(Texte Pierre Lussier)
Des résidents des environs de la rue Wellington ont témoigné des effets pervers de la piétonnisation tout en reconnaissant, pour plusieurs, le côté festif de ce choix estival.
Comme dans un labyrinthe où les souris blanches doivent trouver la sortie, les automobilistes finissent toujours par trouver leur chemin malgré les entraves à la circulation. Les ruelles, les rues transversales et les artères parallèles, notamment le boulevard LaSalle, servent de sortie quand la rue Wellington leur est interdite. Lors de la première assemblée d’information organisée par l’Office de consultation publique de Montréal (OCPM) le 22 janvier dernier, plusieurs intervenants ont témoigné des effets pervers de la piétonnisation avec l’accroissement du trafic sur les rues secondaires et les embouteillages sur le boulevard LaSalle, devenu la rue collectrice principale avec en plus le flot d’autobus détournés.
Quand Stéphanie Plante de la rue Rielle nous dit que c’est l’enfer, on s’étonne et pourtant, cette jeune femme décrit bien l’augmentation du trafic lorsque cette cycliste sort sa voiture pour amener sa mère à Brossard et qu’il lui faut plus de 20 minutes pour quitter le secteur.
Il en va de même pour André Julien de la rue Rielle qui se dit « impacté par le trafic ». Les véhicules font la queue sur sa rue et se suivent pare-chocs à pare-chocs. André Julien estime que la fermeture de Wellington à la circulation automobile et le rétrécissement de la rue de Verdun ont pour effet de détourner le trafic vers le boulevard LaSalle.

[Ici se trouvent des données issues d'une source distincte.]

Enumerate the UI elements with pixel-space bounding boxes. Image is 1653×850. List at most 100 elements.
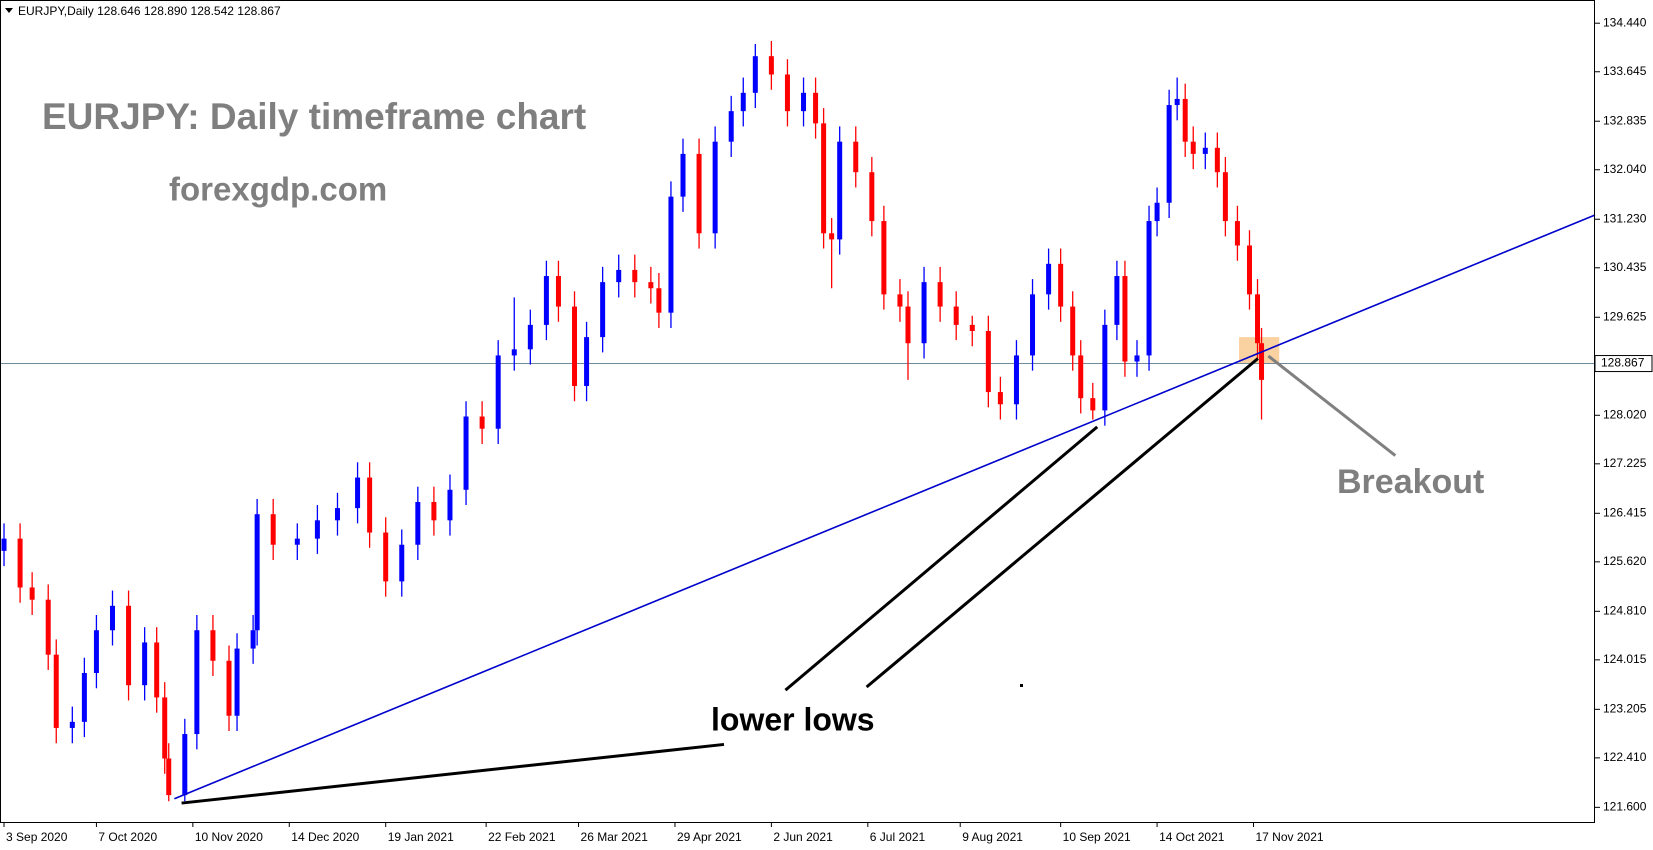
candle-body [1234, 221, 1240, 246]
candle-body [1122, 276, 1128, 362]
y-tick-label: 133.645 [1603, 64, 1647, 78]
candle-body [985, 330, 991, 393]
candle-body [1259, 343, 1265, 380]
candle-body [1102, 324, 1108, 411]
candle-body [463, 416, 469, 490]
y-tick-label: 126.415 [1603, 505, 1647, 519]
candle-body [712, 141, 718, 234]
candle-body [1134, 355, 1140, 362]
y-tick-label: 130.435 [1603, 260, 1647, 274]
candle-body [572, 306, 578, 386]
candle-body [740, 92, 746, 112]
arrow-line [784, 425, 1099, 692]
x-tick-label: 10 Sep 2021 [1063, 830, 1131, 844]
candle-body [1190, 141, 1196, 154]
candle-body [921, 282, 927, 344]
candle-body [399, 544, 405, 582]
candle-body [126, 605, 132, 686]
candle-body [1222, 172, 1228, 222]
x-tick-label: 19 Jan 2021 [388, 830, 454, 844]
candle-body [29, 587, 35, 600]
trendline [174, 214, 1596, 800]
candle-body [905, 306, 911, 344]
candle-body [953, 306, 959, 325]
candle-body [632, 269, 638, 283]
candle-body [431, 501, 437, 521]
candle-body [869, 172, 875, 222]
chart-title: EURJPY: Daily timeframe chart [42, 96, 586, 137]
candle-body [1246, 245, 1252, 295]
candle-body [1090, 398, 1096, 411]
candle-body [69, 721, 75, 728]
candle-body [1154, 202, 1160, 222]
candle-body [1030, 294, 1036, 356]
y-tick-label: 123.205 [1603, 701, 1647, 715]
candle-body [1255, 294, 1261, 344]
arrow-line [865, 357, 1259, 689]
candle-body [511, 349, 517, 356]
candle-body [752, 56, 758, 93]
plot-area [0, 40, 1596, 805]
candle-body [479, 416, 485, 429]
y-tick-label: 134.440 [1603, 15, 1647, 29]
candle-body [17, 538, 23, 588]
x-tick-label: 29 Apr 2021 [677, 830, 742, 844]
candle-body [1058, 263, 1064, 307]
candle-body [254, 514, 260, 631]
y-tick-label: 131.230 [1603, 211, 1647, 225]
annotation: Breakout [1337, 463, 1484, 501]
candle-body [784, 74, 790, 112]
candle-body [821, 123, 827, 234]
menu-triangle [5, 8, 13, 13]
x-tick-label: 10 Nov 2020 [195, 830, 263, 844]
candle-body [668, 196, 674, 313]
candle-body [194, 630, 200, 735]
y-tick-label: 124.810 [1603, 603, 1647, 617]
y-tick-label: 125.620 [1603, 554, 1647, 568]
candle-body [616, 269, 622, 283]
candle-body [648, 282, 654, 289]
candle-body [1146, 221, 1152, 356]
y-tick-label: 129.625 [1603, 309, 1647, 323]
candle-body [543, 276, 549, 325]
arrow-line [181, 742, 725, 805]
candle-body [555, 276, 561, 307]
candle-body [837, 141, 843, 240]
candle-body [355, 477, 361, 509]
candle-body [584, 337, 590, 386]
candle-body [1070, 306, 1076, 356]
y-tick-label: 124.015 [1603, 652, 1647, 666]
candle-body [142, 642, 148, 686]
candle-body [1182, 98, 1188, 142]
y-tick-label: 121.600 [1603, 800, 1647, 814]
candle-body [1078, 355, 1084, 399]
candle-body [656, 288, 662, 313]
candle-body [680, 153, 686, 197]
candle-body [314, 520, 320, 539]
y-tick-label: 132.040 [1603, 162, 1647, 176]
x-tick-label: 9 Aug 2021 [962, 830, 1023, 844]
candle-body [1174, 98, 1180, 106]
candle-body [166, 758, 172, 796]
candle-body [182, 734, 188, 796]
candle-body [270, 514, 276, 545]
candle-body [853, 141, 859, 173]
candle-body [109, 605, 115, 631]
x-tick-label: 14 Dec 2020 [291, 830, 359, 844]
arrow-line [1267, 354, 1397, 457]
candle-body [53, 654, 59, 728]
candle-body [383, 532, 389, 582]
candle-body [600, 282, 606, 338]
candle-body [1166, 105, 1172, 203]
current-price-label: 128.867 [1601, 356, 1645, 370]
candle-body [527, 324, 533, 350]
candle-body [294, 538, 300, 545]
candle-body [1114, 276, 1120, 325]
candle-body [210, 630, 216, 661]
x-tick-label: 3 Sep 2020 [6, 830, 68, 844]
candle-body [1, 538, 7, 551]
candle-body [897, 294, 903, 307]
info-line: EURJPY,Daily 128.646 128.890 128.542 128… [18, 4, 281, 18]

Claudine Dupuis affirme que l’été, la circulation c’est infernal sur le boulevard LaSalle avec les autobus en plus des voitures. Selon elle, des enfants et des adultes se font frapper. Moi-même, « j’arrive pas à traverser », a précisé cette résidente du boulevard.
Laurent Oda qui habite sur le boulevard LaSalle près de la rue Troy, se plaint de l’accroissement de la pollution et du bruit en été. Selon lui, les automobilistes « ne respectent pas les limites de vitesse et ne font pas d’arrêt aux passages piétons ». Est-ce l’impatience des automobilistes qui transitent par le boulevard LaSalle pour se rendre au pont Samuel-de-Champlain, c’est à vérifier ?

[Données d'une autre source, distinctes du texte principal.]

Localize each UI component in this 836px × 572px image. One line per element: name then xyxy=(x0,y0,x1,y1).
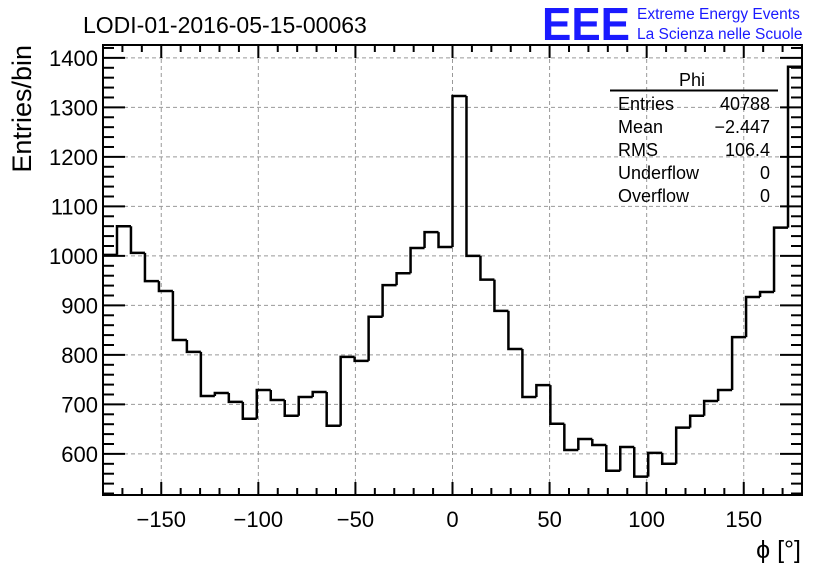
histogram-bin xyxy=(465,95,481,258)
histogram-bin xyxy=(129,226,145,255)
histogram-bin xyxy=(507,310,523,351)
histogram-bin xyxy=(563,423,579,452)
logo-line1: Extreme Energy Events xyxy=(637,6,800,23)
logo-line2: La Scienza nelle Scuole xyxy=(637,26,802,43)
stats-value: 40788 xyxy=(720,94,770,114)
x-tick-label: 0 xyxy=(446,507,458,532)
histogram-bin xyxy=(772,226,789,293)
y-tick-label: 1400 xyxy=(49,46,98,71)
y-tick-label: 1000 xyxy=(49,244,98,269)
histogram-bin xyxy=(241,401,257,421)
histogram-bin xyxy=(367,315,383,361)
y-tick-label: 900 xyxy=(61,293,98,318)
histogram-bin xyxy=(577,437,593,450)
histogram-bin xyxy=(115,224,131,255)
axis-ticks xyxy=(102,45,803,495)
y-tick-label: 600 xyxy=(61,442,98,467)
histogram-bin xyxy=(213,391,229,396)
histogram-bin xyxy=(381,283,397,317)
histogram-bin xyxy=(479,255,495,281)
histogram-bin xyxy=(325,392,341,427)
x-tick-labels: −150 −100 −50 0 50 100 150 xyxy=(136,507,762,532)
x-tick-label: −100 xyxy=(234,507,284,532)
histogram-bin xyxy=(171,291,187,342)
stats-title: Phi xyxy=(679,70,705,90)
histogram-bin xyxy=(591,439,607,447)
x-axis-label: ϕ [°] xyxy=(756,536,801,564)
histogram-bin xyxy=(758,290,775,297)
histogram-bin xyxy=(549,385,565,425)
histogram-bin xyxy=(409,246,425,274)
stats-value: 106.4 xyxy=(725,140,770,160)
y-tick-label: 700 xyxy=(61,392,98,417)
y-tick-label: 1100 xyxy=(51,194,98,219)
histogram-bin xyxy=(395,271,411,286)
histogram-bin xyxy=(744,295,761,338)
histogram-bin xyxy=(632,446,649,478)
histogram-bin xyxy=(157,281,173,293)
histogram-bin xyxy=(702,399,719,416)
stats-label: Mean xyxy=(618,117,663,137)
y-tick-label: 1300 xyxy=(49,95,98,120)
chart-title: LODI-01-2016-05-15-00063 xyxy=(83,12,367,38)
histogram xyxy=(103,65,802,478)
histogram-bin xyxy=(227,393,243,404)
logo-mark: EEE xyxy=(542,0,630,50)
y-axis-label: Entries/bin xyxy=(7,45,37,173)
histogram-bin xyxy=(619,445,635,471)
y-tick-labels: 600 700 800 900 1000 1100 1200 1300 1400 xyxy=(49,46,98,467)
histogram-bin xyxy=(283,399,299,418)
histogram-bin xyxy=(353,356,369,363)
eee-logo: EEE Extreme Energy Events La Scienza nel… xyxy=(542,0,802,50)
histogram-bin xyxy=(255,388,271,419)
y-tick-label: 1200 xyxy=(49,145,98,170)
histogram-bin xyxy=(423,230,439,248)
histogram-bin xyxy=(297,395,313,416)
histogram-bin xyxy=(143,252,159,283)
histogram-bin xyxy=(660,452,677,466)
histogram-bin xyxy=(269,390,285,402)
histogram-bin xyxy=(493,279,509,313)
x-tick-label: −150 xyxy=(136,507,186,532)
histogram-bin xyxy=(730,335,747,391)
histogram-bin xyxy=(311,390,327,397)
stats-label: Overflow xyxy=(618,186,690,206)
histogram-bin xyxy=(646,451,663,477)
histogram-bin xyxy=(716,388,733,401)
histogram-bin xyxy=(605,445,621,472)
stats-value: 0 xyxy=(760,163,770,183)
histogram-bin xyxy=(535,383,551,397)
histogram-bin xyxy=(521,348,537,399)
stats-value: −2.447 xyxy=(714,117,770,137)
histogram-bin xyxy=(199,351,215,398)
x-tick-label: 100 xyxy=(628,507,665,532)
histogram-bin xyxy=(437,232,453,249)
histogram-bin xyxy=(339,355,355,426)
x-tick-label: 50 xyxy=(537,507,561,532)
stats-label: Underflow xyxy=(618,163,700,183)
histogram-bin xyxy=(688,414,705,428)
stats-value: 0 xyxy=(760,186,770,206)
histogram-bin xyxy=(674,426,691,464)
stats-label: RMS xyxy=(618,140,658,160)
histogram-bin xyxy=(451,94,467,247)
histogram-bin xyxy=(185,340,201,354)
x-tick-label: 150 xyxy=(725,507,762,532)
y-tick-label: 800 xyxy=(61,343,98,368)
stats-box: Phi Entries 40788 Mean −2.447 RMS 106.4 Underf… xyxy=(610,70,778,206)
stats-label: Entries xyxy=(618,94,674,114)
x-tick-label: −50 xyxy=(337,507,374,532)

Un autre résident, Gilles Leclerc de la 2e Avenue près de Wellington, a rappelé un incendie à l’été 2023 sur la 1re Avenue, qui a forcé les pompiers à faire un détour par la rue de Verdun pour se rendre sur les lieux. « Les gens se stationnent devant les bornes-fontaines et les policiers n’interviennent pas » selon Gilles Leclerc, qui a souligné la pollution des véhicules qui font la file sur sa rue en été. Par ailleurs, Céleste Trianon se plaint du bruit pendant la période de piétonnisation estivale.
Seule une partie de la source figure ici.